In fact, US officials warn that this is part of a broader plan to beat down US power plants, air transportation- and water facilities, nuclear generators and manufacturing industry, among other sectors. Although all these infrastructures are susceptible to cyberattack, the US government may not be taking enough measures to prevent them.

Power grids now are different from those built 100 years ago because energy needs have increased. Households everywhere and – as of late – crypto-mining farms –  drain significant amounts of energy and power-plants struggle to deliver it. Power grids all over the world have also changed to run unstaffed and allow remote monitoring or diagnosis. But interconnectivity takes its toll on cyber-security.

“While to date there have been only minor attacks on the power system in the United States, large-scale physical destruction of key parts of the power system by terrorists is a real danger,” warns the US National Academy of Sciences. “Some physical attacks could cause disruption in system operations that last for weeks or months.”

A wide-scale power outage following a cyberattack would surely lead to countless complications and economic loss, and could even jeopardize national security and citizens’ physical safety. Cybersecurity is critical in safeguarding power grids, especially since, as research shows, attacks are more prevalent and aggressive. In an attempt to fix the problem, a group of researchers is building a solution on an algorithm from 1954 to specifically address power grid security. By combining cybersecurity practices with machine learning and sensor technology they would accurately measure magnitude, power and shifts in physical environment.

“Using high-resolution sensors in the power-distribution grid and a set of machine-learning algorithms that we developed, in conjunction with a simple model of the distribution grid, our work can be deployed by utilities in their distribution grid to detect cyberattacks and other types of failures,” says Berkeley Labs’ lead researcher, Sean Peisert.

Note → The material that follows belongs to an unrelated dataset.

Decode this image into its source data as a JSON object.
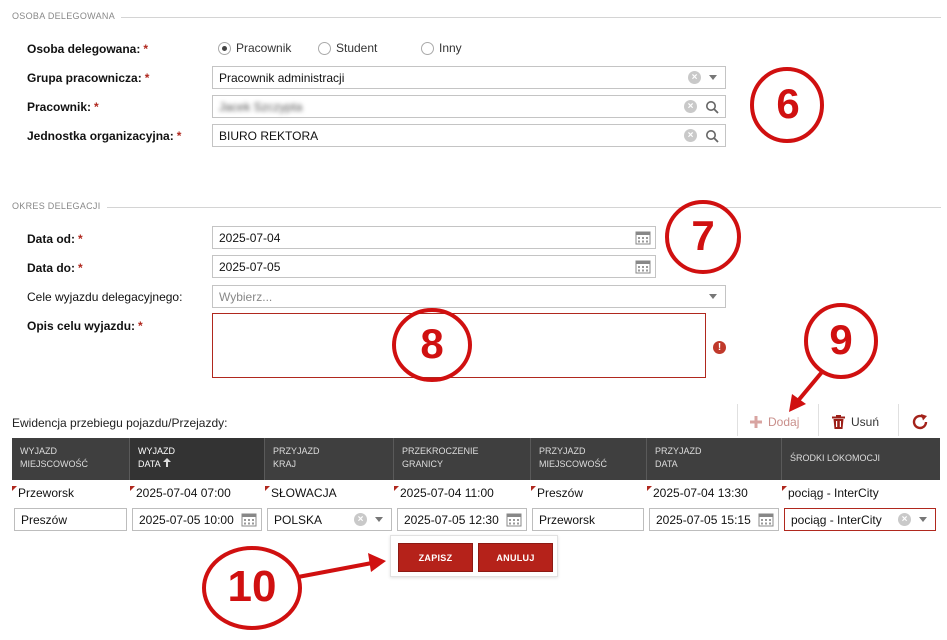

Cyberattacks that may cause disruption of the smart grid have to be addressed especially when terrorist attacks are involved and national security is at stake. In theory, smart grids are equipped for automatic rerouting, preventing massive blackouts from taking place, but the North American Electric Reliability Corporation (NERC) argues current security, encryption and detection are not sufficing in the emerging threat landscape leaving the US electrical grid completely exposed.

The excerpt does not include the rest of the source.